In 2012, NTS applied the arm’s length guaranty rates and assessed taxes with respect to the intercompany guaranty transactions fees. However, the arm’s length guaranty fees calculated by NTS lacked legislative support, thus creating confusions among taxpayers.
To provide clarity and certainty, the Ministry of Strategy and Finance established new standards for calculating arm’s length guaranty fees for intercompany guaranty transactions (the new standards were added as guidance to the measures known in English as “Enforcement Decree of the Law for the Coordination of International Tax Affairs §6-2”).

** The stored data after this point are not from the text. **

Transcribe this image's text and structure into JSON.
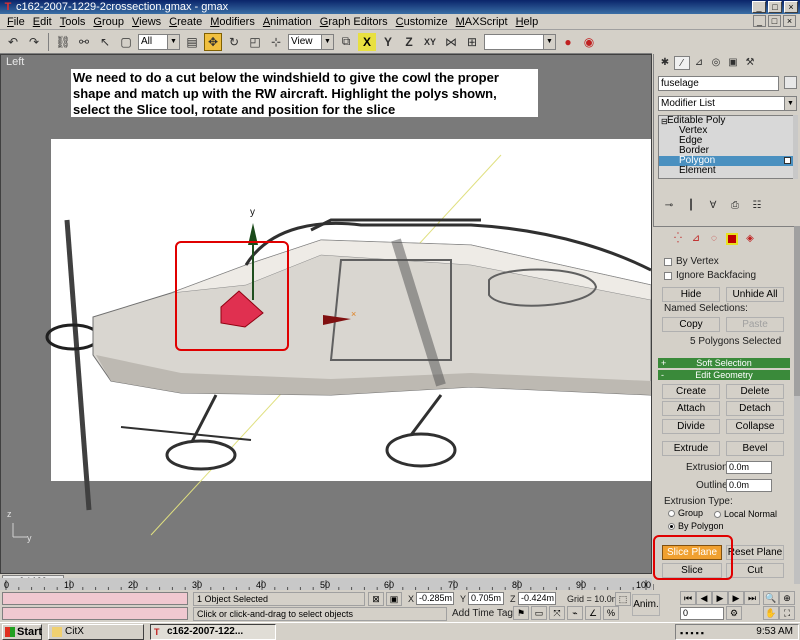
{
  "window": {
    "title": "c162-2007-1229-2crossection.gmax - gmax",
    "minimize": "_",
    "maximize": "□",
    "close": "×"
  },
  "menu": {
    "items": [
      {
        "label": "File",
        "accel": "F",
        "rest": "ile"
      },
      {
        "label": "Edit",
        "accel": "E",
        "rest": "dit"
      },
      {
        "label": "Tools",
        "accel": "T",
        "rest": "ools"
      },
      {
        "label": "Group",
        "accel": "G",
        "rest": "roup"
      },
      {
        "label": "Views",
        "accel": "V",
        "rest": "iews"
      },
      {
        "label": "Create",
        "accel": "C",
        "rest": "reate"
      },
      {
        "label": "Modifiers",
        "accel": "M",
        "rest": "odifiers"
      },
      {
        "label": "Animation",
        "accel": "A",
        "rest": "nimation"
      },
      {
        "label": "Graph Editors",
        "accel": "G",
        "rest": "raph Editors"
      },
      {
        "label": "Customize",
        "accel": "C",
        "rest": "ustomize"
      },
      {
        "label": "MAXScript",
        "accel": "M",
        "rest": "AXScript"
      },
      {
        "label": "Help",
        "accel": "H",
        "rest": "elp"
      }
    ]
  },
  "toolbar": {
    "selection_filter": "All",
    "reference_coord": "View",
    "axis_x": "X",
    "axis_y": "Y",
    "axis_z": "Z",
    "axis_xy": "XY",
    "named_selection": ""
  },
  "viewport": {
    "label": "Left",
    "gizmo_y_label": "y",
    "axis_y": "y",
    "axis_z": "z",
    "axis_x": "x"
  },
  "callout": {
    "text": "We need to do a cut below the windshield to give the cowl the proper shape and match up with the RW aircraft.  Highlight the polys shown, select the Slice tool, rotate and position for the slice"
  },
  "timeline": {
    "position": "0 / 100",
    "ticks": [
      "0",
      "10",
      "20",
      "30",
      "40",
      "50",
      "60",
      "70",
      "80",
      "90",
      "100"
    ],
    "current_frame": 0,
    "range": [
      0,
      100
    ]
  },
  "status": {
    "selection_info": "1 Object Selected",
    "prompt": "Click or click-and-drag to select objects",
    "x_label": "X",
    "x_value": "-0.285m",
    "y_label": "Y",
    "y_value": "0.705m",
    "z_label": "Z",
    "z_value": "-0.424m",
    "grid": "Grid = 10.0m",
    "add_time_tag": "Add Time Tag",
    "anim": "Anim.",
    "frame_value": "0"
  },
  "panel": {
    "object_name": "fuselage",
    "modifier_list": "Modifier List",
    "stack": [
      {
        "label": "Editable Poly",
        "level": 0
      },
      {
        "label": "Vertex",
        "level": 1
      },
      {
        "label": "Edge",
        "level": 1
      },
      {
        "label": "Border",
        "level": 1
      },
      {
        "label": "Polygon",
        "level": 1,
        "selected": true
      },
      {
        "label": "Element",
        "level": 1
      }
    ],
    "by_vertex": "By Vertex",
    "ignore_backfacing": "Ignore Backfacing",
    "hide": "Hide",
    "unhide_all": "Unhide All",
    "named_selections": "Named Selections:",
    "copy": "Copy",
    "paste": "Paste",
    "selected_count": "5 Polygons Selected",
    "soft_selection": "Soft Selection",
    "edit_geometry": "Edit Geometry",
    "soft_selection_sign": "+",
    "edit_geometry_sign": "-",
    "create": "Create",
    "delete": "Delete",
    "attach": "Attach",
    "detach": "Detach",
    "divide": "Divide",
    "collapse": "Collapse",
    "extrude": "Extrude",
    "bevel": "Bevel",
    "extrusion_label": "Extrusion:",
    "extrusion_value": "0.0m",
    "outline_label": "Outline",
    "outline_value": "0.0m",
    "extrusion_type": "Extrusion Type:",
    "group": "Group",
    "local_normal": "Local Normal",
    "by_polygon": "By Polygon",
    "slice_plane": "Slice Plane",
    "reset_plane": "Reset Plane",
    "slice": "Slice",
    "cut": "Cut"
  },
  "taskbar": {
    "start": "Start",
    "tasks": [
      {
        "label": "CitX"
      },
      {
        "label": "c162-2007-122..."
      }
    ],
    "clock": "9:53 AM"
  },
  "colors": {
    "highlight_red": "#e00000",
    "selected_poly": "#e03050",
    "slice_plane_active": "#f0a030",
    "rollout_green": "#3a8a3a",
    "stack_selected": "#4a90c0"
  }
}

Four methods for arm’s length price
Under the new standards, there are four methods that may be used in calculating the arm’s length price of guaranty fees for intercompany guaranty transactions.
Benefit approach - This method is based on the benefit that a guarantee is expected to receive from guarantor’s guaranty. The arm’s length price is to be calculated as the difference between guarantee’s financing cost, with and without the intercompany guaranty. Those financing costs are to be based on credit ratings of the guarantor and the guarantee, and to take into consideration the borrowing interest rates or bond yields, both with and without the intercompany guaranty. When establishing credit ratings, historical financial data as well as other information (e.g., logically predictable financial forecasts and non-financial information (such as country, region, level of technology, credit risks of the industries that guarantor and guarantee belong to)) are to be considered.
Cost approach - This method is based on guarantor’s expected risks and costs. The arm’s length price is calculated as a sum of guarantor’s expected risks from the guaranty provided and the related costs incurred. The guarantor’s expected risks are based on guarantee’s probability of default and expected recovery rate. Reliability, obtainability, and comparability of the supporting evidence are to be considered in calculating these rates.
Cost-benefit approach - This method is based on both guarantor’s expected risks and costs and guarantee’s expected benefits. The arm’s length price is reasonably adjusted from the arm’s length range derived from using the methods according to the benefit approach and the cost approach considering guarantor’s expected risks and costs and guarantee’s expected returns.
Price deemed arm’s length - If a guaranty fee was calculated based on the difference between borrowing rates, quoted by a lending financial institution, with and without a guarantee, or calculated with a method specified by a commissioner of the NTS, then it is deemed to be an arm’s length price.